Amiti Sen New Delhi | Updated on March 12, 2018 Published on September 11, 2013

The Department of Industrial Policy & Promotion (DIPP) has floated a Cabinet note seeking restrictions on foreign direct investment (FDI) in existing pharmaceutical projects in specific areas, such as vaccines, injectibles and oncology medicines.

“Once we have incorporated the comments of all ministries (Finance and Health) and departments in the note, we will send it to the Cabinet for approval,” a DIPP official told Business Line.

The Government allows 100 per cent FDI in pharmaceuticals, but while investments in new projects are allowed automatically, investments in brownfield or existing pharmaceutical companies are required to be routed through the Foreign Investment Promotion Board (FIPB) since late last year.

The DIPP is keen on placing a check on the acquisition of existing pharmaceutical projects, as it is concerned that it could seriously affect the country’s capacity to produce low-cost generic drugs. It wants to impose restrictions on at least three categories of pharmaceuticals —vaccines, injectibles and oncology medicines — in addition to bulk drugs.

High-profile acquisitions of Indian companies by multinationals started in 2008 with Japan’s Daiichi-Sankyo taking over Ranbaxy Laboratories.

This was followed by Germany’s Fresenius Kabi acquiring Dabur Pharma and French drug major Sanofi Aventis buying Shanta Biotech.

Later, Matrix Lab was taken over by US-based Mylan, Orchid Chemicals by Hospira and Piramal Healthcare by Abbott Laboratories.
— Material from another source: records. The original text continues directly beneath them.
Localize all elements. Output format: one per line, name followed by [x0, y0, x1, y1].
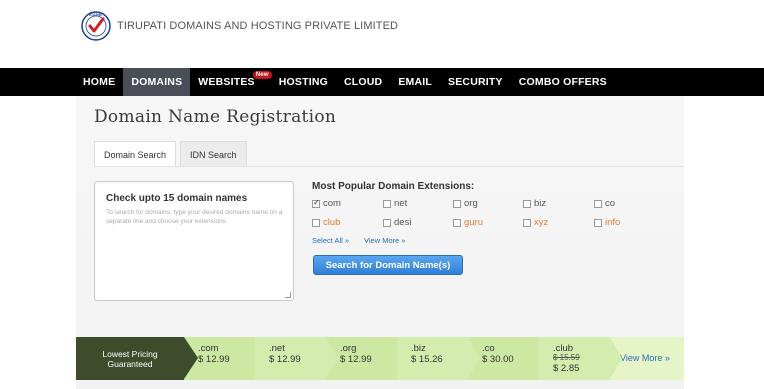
nav-websites-label: WEBSITES [198, 76, 255, 88]
nav-cloud[interactable]: CLOUD [336, 68, 390, 96]
resize-handle-icon[interactable] [285, 292, 291, 298]
textarea-hint: To search for domains, type your desired… [106, 209, 283, 225]
checkbox-info[interactable] [594, 218, 602, 227]
ext-label: com [323, 198, 341, 209]
tab-domain-search[interactable]: Domain Search [94, 141, 177, 167]
ext-label: club [323, 217, 341, 228]
tab-idn-search[interactable]: IDN Search [180, 141, 247, 167]
nav-hosting-label: HOSTING [278, 76, 328, 88]
nav-domains-label: DOMAINS [131, 76, 183, 88]
checkbox-co[interactable] [594, 199, 602, 208]
search-tabs: Domain Search IDN Search [94, 141, 251, 167]
nav-cloud-label: CLOUD [344, 76, 383, 88]
icann-logo[interactable]: ICANN [80, 10, 112, 42]
logo-text: ICANN [89, 12, 102, 17]
ext-com[interactable]: com [312, 198, 341, 209]
new-badge: New [252, 71, 272, 79]
ext-club[interactable]: club [312, 217, 340, 228]
nav-websites[interactable]: WEBSITES New [190, 68, 272, 96]
ext-label: xyz [534, 217, 549, 228]
ext-label: org [464, 198, 478, 209]
ext-label: desi [394, 217, 412, 228]
tab-divider [94, 166, 684, 167]
nav-combo-offers[interactable]: COMBO OFFERS [511, 68, 615, 96]
price-ext: .net [269, 343, 285, 354]
checkbox-desi[interactable] [383, 218, 391, 227]
price-value: $ 12.99 [269, 354, 301, 365]
nav-security-label: SECURITY [448, 76, 503, 88]
ext-label: guru [464, 217, 484, 228]
ext-label: biz [534, 198, 547, 209]
checkbox-biz[interactable] [523, 199, 531, 208]
ext-co[interactable]: co [594, 198, 615, 209]
company-name: TIRUPATI DOMAINS AND HOSTING PRIVATE LIM… [117, 20, 399, 32]
site-header: ICANN TIRUPATI DOMAINS AND HOSTING PRIVA… [0, 0, 764, 68]
checkbox-com[interactable] [312, 198, 320, 208]
extensions-title: Most Popular Domain Extensions: [312, 181, 475, 192]
checkbox-xyz[interactable] [523, 218, 531, 227]
ext-desi[interactable]: desi [383, 217, 411, 228]
checkbox-guru[interactable] [453, 218, 461, 227]
price-value: $ 15.26 [411, 354, 443, 365]
price-old-value: $ 15.59 [553, 353, 580, 362]
checkbox-org[interactable] [453, 199, 461, 208]
price-ext: .com [198, 343, 219, 354]
price-value: $ 30.00 [482, 354, 514, 365]
price-ext: .biz [411, 343, 426, 354]
select-all-link[interactable]: Select All » [312, 236, 349, 245]
nav-home-label: HOME [83, 76, 116, 88]
ext-label: info [605, 217, 621, 228]
nav-email-label: EMAIL [398, 76, 433, 88]
price-value: $ 2.85 [553, 363, 580, 374]
ext-biz[interactable]: biz [523, 198, 546, 209]
nav-hosting[interactable]: HOSTING [271, 68, 336, 96]
checkbox-net[interactable] [383, 199, 391, 208]
textarea-title: Check upto 15 domain names [106, 193, 248, 204]
ext-label: co [605, 198, 616, 209]
view-more-extensions-link[interactable]: View More » [364, 236, 406, 245]
main-nav: HOME DOMAINS WEBSITES New HOSTING CLOUD … [0, 68, 764, 96]
lowest-pricing-label: Lowest Pricing Guaranteed [76, 337, 198, 380]
nav-combo-offers-label: COMBO OFFERS [518, 76, 607, 88]
nav-home[interactable]: HOME [75, 68, 123, 96]
price-ext: .org [340, 343, 357, 354]
view-more-pricing-link[interactable]: View More » [620, 353, 670, 363]
ext-org[interactable]: org [453, 198, 478, 209]
ext-guru[interactable]: guru [453, 217, 483, 228]
nav-domains[interactable]: DOMAINS [123, 68, 191, 96]
ext-info[interactable]: info [594, 217, 620, 228]
ext-xyz[interactable]: xyz [523, 217, 548, 228]
domain-names-textarea[interactable]: Check upto 15 domain names To search for… [94, 181, 294, 301]
ext-label: net [394, 198, 408, 209]
price-value: $ 12.99 [340, 354, 372, 365]
nav-security[interactable]: SECURITY [440, 68, 511, 96]
ext-net[interactable]: net [383, 198, 407, 209]
pricing-label-line2: Guaranteed [107, 358, 153, 369]
search-domain-button[interactable]: Search for Domain Name(s) [313, 255, 463, 275]
price-value: $ 12.99 [198, 354, 230, 365]
pricing-label-line1: Lowest Pricing [102, 348, 158, 359]
checkbox-club[interactable] [312, 218, 320, 227]
nav-email[interactable]: EMAIL [390, 68, 440, 96]
page-title: Domain Name Registration [94, 107, 337, 127]
price-ext: .co [482, 343, 495, 354]
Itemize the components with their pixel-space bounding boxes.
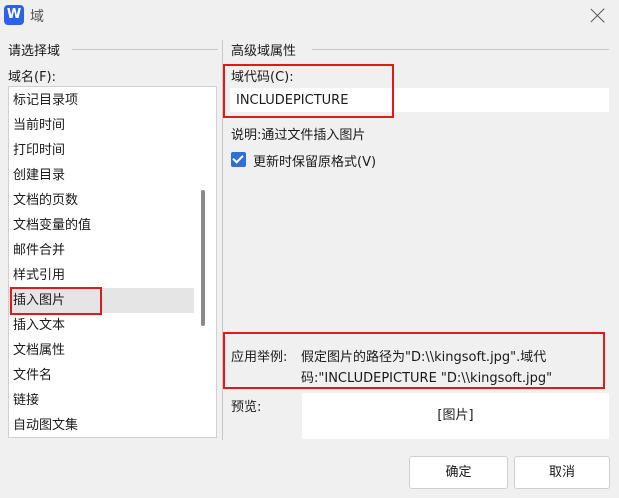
preview-box: [图片] bbox=[302, 393, 609, 439]
window-title: 域 bbox=[30, 9, 44, 25]
cancel-button[interactable]: 取消 bbox=[514, 456, 610, 489]
list-item[interactable]: 邮件合并 bbox=[9, 238, 194, 263]
list-item[interactable]: 文档的页数 bbox=[9, 188, 194, 213]
select-field-heading: 请选择域 bbox=[8, 40, 65, 59]
list-item[interactable]: 插入文本 bbox=[9, 313, 194, 338]
wps-writer-icon: W bbox=[4, 5, 24, 25]
list-item[interactable]: 当前时间 bbox=[9, 113, 194, 138]
field-name-label: 域名(F): bbox=[8, 70, 57, 85]
list-item[interactable]: 打印时间 bbox=[9, 138, 194, 163]
highlight-example bbox=[223, 332, 605, 389]
description-text: 说明:通过文件插入图片 bbox=[231, 128, 366, 143]
list-item[interactable]: 样式引用 bbox=[9, 263, 194, 288]
list-scrollbar[interactable] bbox=[201, 190, 205, 326]
list-item[interactable]: 文档变量的值 bbox=[9, 213, 194, 238]
highlight-selected-item bbox=[10, 287, 102, 315]
list-item[interactable]: 自动图文集 bbox=[9, 413, 194, 437]
close-icon[interactable] bbox=[587, 5, 609, 27]
preview-text: [图片] bbox=[437, 408, 474, 423]
advanced-properties-heading: 高级域属性 bbox=[231, 40, 301, 59]
list-item[interactable]: 文档属性 bbox=[9, 338, 194, 363]
group-divider bbox=[72, 49, 218, 50]
keep-format-label[interactable]: 更新时保留原格式(V) bbox=[253, 151, 376, 170]
list-item[interactable]: 文件名 bbox=[9, 363, 194, 388]
field-name-list[interactable]: 标记目录项 当前时间 打印时间 创建目录 文档的页数 文档变量的值 邮件合并 样… bbox=[8, 86, 217, 438]
list-item[interactable]: 标记目录项 bbox=[9, 88, 194, 113]
list-item[interactable]: 创建目录 bbox=[9, 163, 194, 188]
highlight-field-code bbox=[223, 64, 394, 118]
ok-button[interactable]: 确定 bbox=[409, 456, 508, 489]
title-bar: W 域 bbox=[0, 0, 619, 32]
preview-label: 预览: bbox=[231, 400, 262, 415]
keep-format-checkbox[interactable] bbox=[231, 152, 246, 167]
list-item[interactable]: 链接 bbox=[9, 388, 194, 413]
group-divider bbox=[312, 49, 609, 50]
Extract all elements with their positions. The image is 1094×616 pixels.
The latest in the series is Mylan’s acquisition of Indian generic drugs manufacturer Agila for $1.6 billion.

According to RBI data, FDI worth $2.02 billion came into brownfield pharmaceutical between April 2012 and April 2013, while greenfield projects could attract only $87.35 million.

“Over 96 per cent of FDI during this period has been in brownfield, thereby merely a substitution of domestic capital by foreign capital rather than being an addition,” an internal DIPP note says.

It is also apprehensive that once Indian companies are taken over by foreign companies, there won’t be any effort to develop new low-cost medicines for the poor.

Global pharma companies invest a negligible amount on R&D, often lesser than the domestic pharma companies and even lower than the public sector firms in India, the note adds.